Self-care activities van Dernoot Lipsky suggests include exercising six days a week, practicing gratitude throughout the day, getting enough sleep and to keeping a sense of humor. She also suggests being aware of media consumption and whether time spent on social media is worthwhile.
“If you have 90 seconds and you’re going to take a break, go outside and look at the sky,” van Dernoot Lipsky said.
“Do anything you can to have a life that’s valued outside of your job,” van Dernoot Lipsky said.
How do you say no? How do you prioritize the loved ones in your life?
These two questions were another focus.
“Just because you’re good at something, you’re not obligated to do it,” van Dernoot Lipsky said. “If you’re torn like ‘What if I never get this opportunity again?’ you likely will.”

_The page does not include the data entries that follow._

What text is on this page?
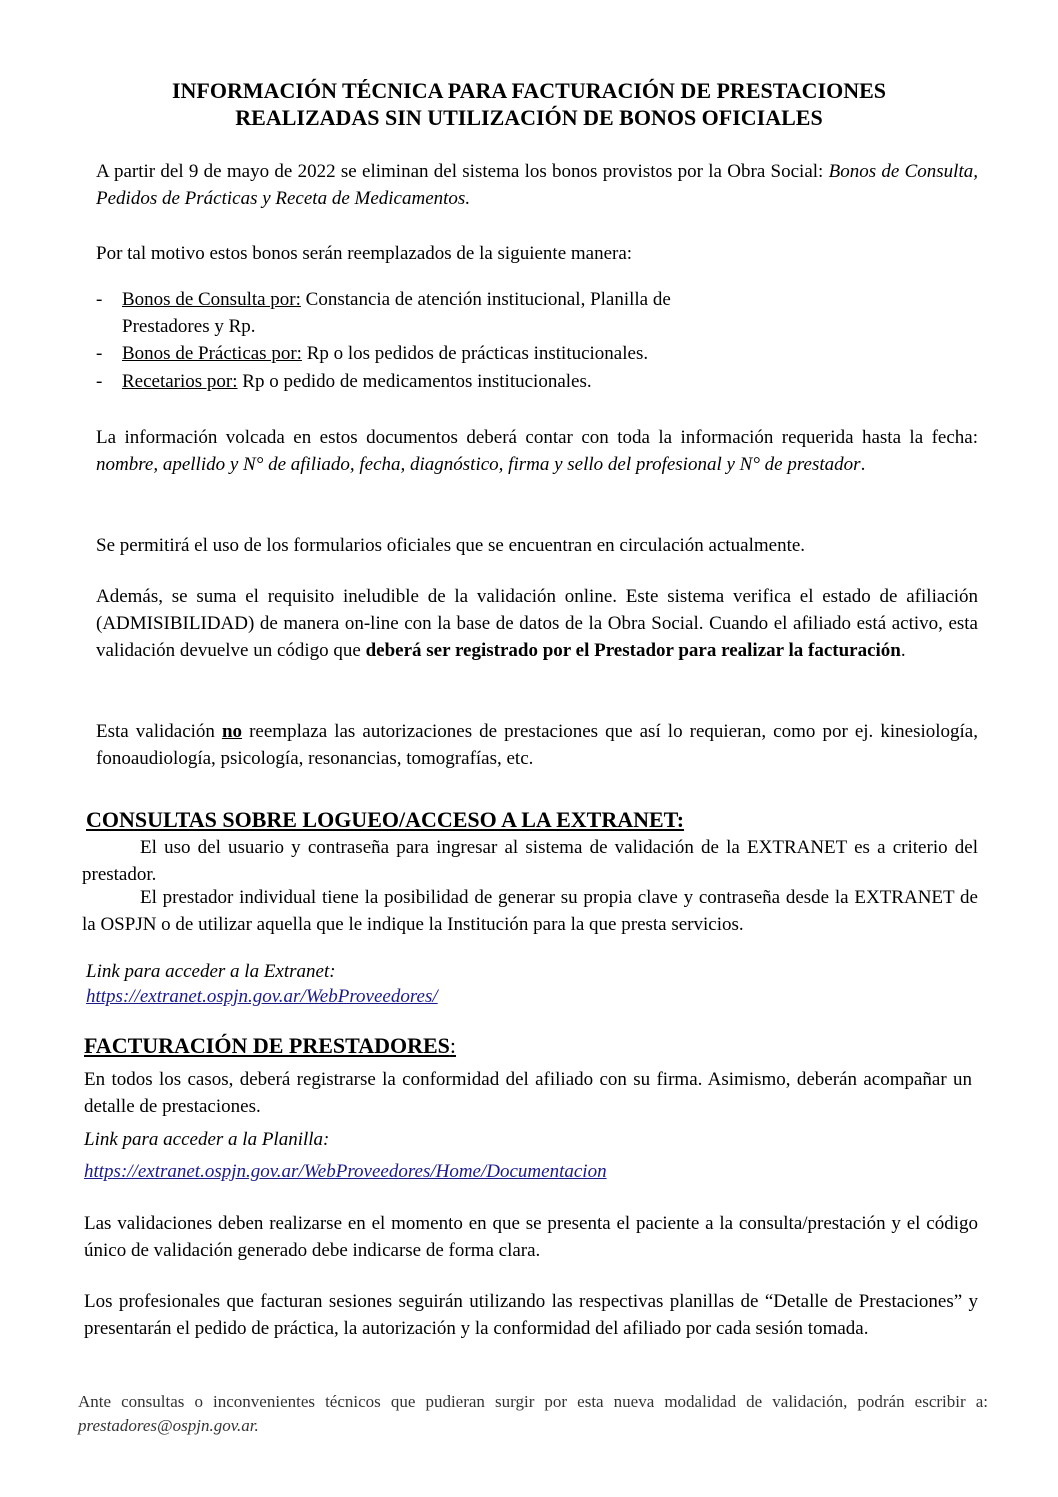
INFORMACIÓN TÉCNICA PARA FACTURACIÓN DE PRESTACIONES
REALIZADAS SIN UTILIZACIÓN DE BONOS OFICIALES
A partir del 9 de mayo de 2022 se eliminan del sistema los bonos provistos por la Obra Social: Bonos de Consulta, Pedidos de Prácticas y Receta de Medicamentos.
Por tal motivo estos bonos serán reemplazados de la siguiente manera:
- Bonos de Consulta por: Constancia de atención institucional, Planilla de
Prestadores y Rp.
- Bonos de Prácticas por: Rp o los pedidos de prácticas institucionales.
- Recetarios por: Rp o pedido de medicamentos institucionales.
La información volcada en estos documentos deberá contar con toda la información requerida hasta la fecha: nombre, apellido y N° de afiliado, fecha, diagnóstico, firma y sello del profesional y N° de prestador.
Se permitirá el uso de los formularios oficiales que se encuentran en circulación actualmente.
Además, se suma el requisito ineludible de la validación online. Este sistema verifica el estado de afiliación (ADMISIBILIDAD) de manera on-line con la base de datos de la Obra Social. Cuando el afiliado está activo, esta validación devuelve un código que deberá ser registrado por el Prestador para realizar la facturación.
Esta validación no reemplaza las autorizaciones de prestaciones que así lo requieran, como por ej. kinesiología, fonoaudiología, psicología, resonancias, tomografías, etc.
CONSULTAS SOBRE LOGUEO/ACCESO A LA EXTRANET:
El uso del usuario y contraseña para ingresar al sistema de validación de la EXTRANET es a criterio del prestador.
El prestador individual tiene la posibilidad de generar su propia clave y contraseña desde la EXTRANET de la OSPJN o de utilizar aquella que le indique la Institución para la que presta servicios.
Link para acceder a la Extranet:
https://extranet.ospjn.gov.ar/WebProveedores/
FACTURACIÓN DE PRESTADORES:
En todos los casos, deberá registrarse la conformidad del afiliado con su firma. Asimismo, deberán acompañar un detalle de prestaciones.
Link para acceder a la Planilla:
https://extranet.ospjn.gov.ar/WebProveedores/Home/Documentacion
Las validaciones deben realizarse en el momento en que se presenta el paciente a la consulta/prestación y el código único de validación generado debe indicarse de forma clara.
Los profesionales que facturan sesiones seguirán utilizando las respectivas planillas de “Detalle de Prestaciones” y presentarán el pedido de práctica, la autorización y la conformidad del afiliado por cada sesión tomada.
Ante consultas o inconvenientes técnicos que pudieran surgir por esta nueva modalidad de validación, podrán escribir a: prestadores@ospjn.gov.ar.
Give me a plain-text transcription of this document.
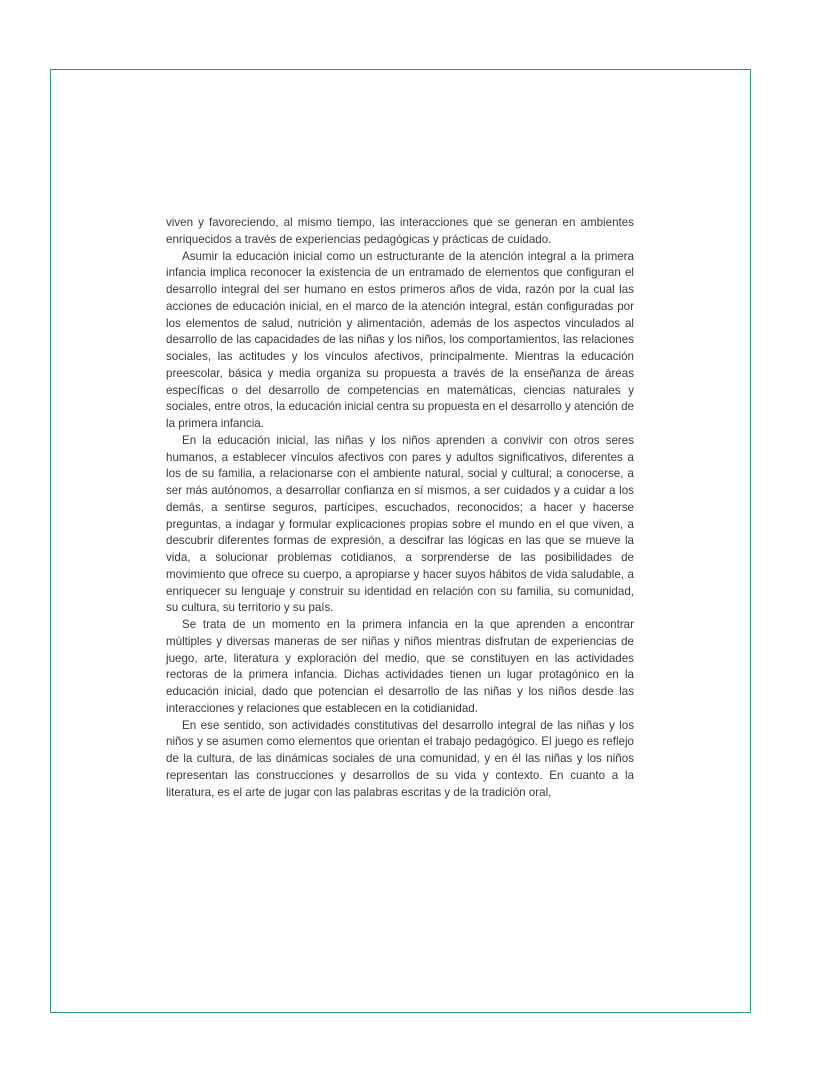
viven y favoreciendo, al mismo tiempo, las interacciones que se generan en ambientes enriquecidos a través de experiencias pedagógicas y prácticas de cuidado.

Asumir la educación inicial como un estructurante de la atención integral a la primera infancia implica reconocer la existencia de un entramado de elementos que configuran el desarrollo integral del ser humano en estos primeros años de vida, razón por la cual las acciones de educación inicial, en el marco de la atención integral, están configuradas por los elementos de salud, nutrición y alimentación, además de los aspectos vinculados al desarrollo de las capacidades de las niñas y los niños, los comportamientos, las relaciones sociales, las actitudes y los vínculos afectivos, principalmente. Mientras la educación preescolar, básica y media organiza su propuesta a través de la enseñanza de áreas específicas o del desarrollo de competencias en matemáticas, ciencias naturales y sociales, entre otros, la educación inicial centra su propuesta en el desarrollo y atención de la primera infancia.

En la educación inicial, las niñas y los niños aprenden a convivir con otros seres humanos, a establecer vínculos afectivos con pares y adultos significativos, diferentes a los de su familia, a relacionarse con el ambiente natural, social y cultural; a conocerse, a ser más autónomos, a desarrollar confianza en sí mismos, a ser cuidados y a cuidar a los demás, a sentirse seguros, partícipes, escuchados, reconocidos; a hacer y hacerse preguntas, a indagar y formular explicaciones propias sobre el mundo en el que viven, a descubrir diferentes formas de expresión, a descifrar las lógicas en las que se mueve la vida, a solucionar problemas cotidianos, a sorprenderse de las posibilidades de movimiento que ofrece su cuerpo, a apropiarse y hacer suyos hábitos de vida saludable, a enriquecer su lenguaje y construir su identidad en relación con su familia, su comunidad, su cultura, su territorio y su país.

Se trata de un momento en la primera infancia en la que aprenden a encontrar múltiples y diversas maneras de ser niñas y niños mientras disfrutan de experiencias de juego, arte, literatura y exploración del medio, que se constituyen en las actividades rectoras de la primera infancia. Dichas actividades tienen un lugar protagónico en la educación inicial, dado que potencian el desarrollo de las niñas y los niños desde las interacciones y relaciones que establecen en la cotidianidad.

En ese sentido, son actividades constitutivas del desarrollo integral de las niñas y los niños y se asumen como elementos que orientan el trabajo pedagógico. El juego es reflejo de la cultura, de las dinámicas sociales de una comunidad, y en él las niñas y los niños representan las construcciones y desarrollos de su vida y contexto. En cuanto a la literatura, es el arte de jugar con las palabras escritas y de la tradición oral,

She stressed the importance of knowing what perceived barriers each of us use as a way to say no to taking care of ourselves.
“Your boss isn’t the reason you stopped going to the gym,” van Dernoot Lipsky said. “For any of these things you want to use it as a window; whose voice is that? Where does it come from?”
Another major tip of van Dernoot Lipsky’s is to stay aware of why you do the work you do.
“Ask yourself once a day, why am I doing what I’m doing? This question reminds us to be rooted in our attention,” van Dernoot Lipsky said.
Finally, along with staying aware, van Dernoot Lipsky suggests to also maintain a Plan B.
“Ask yourself what your Plan B is. ‘If I wasn’t doing this what would I be doing instead?’ The stakes are too high for you to be doing what you’re doing because you don’t know how to do anything else,” van Dernoot Lipsky said.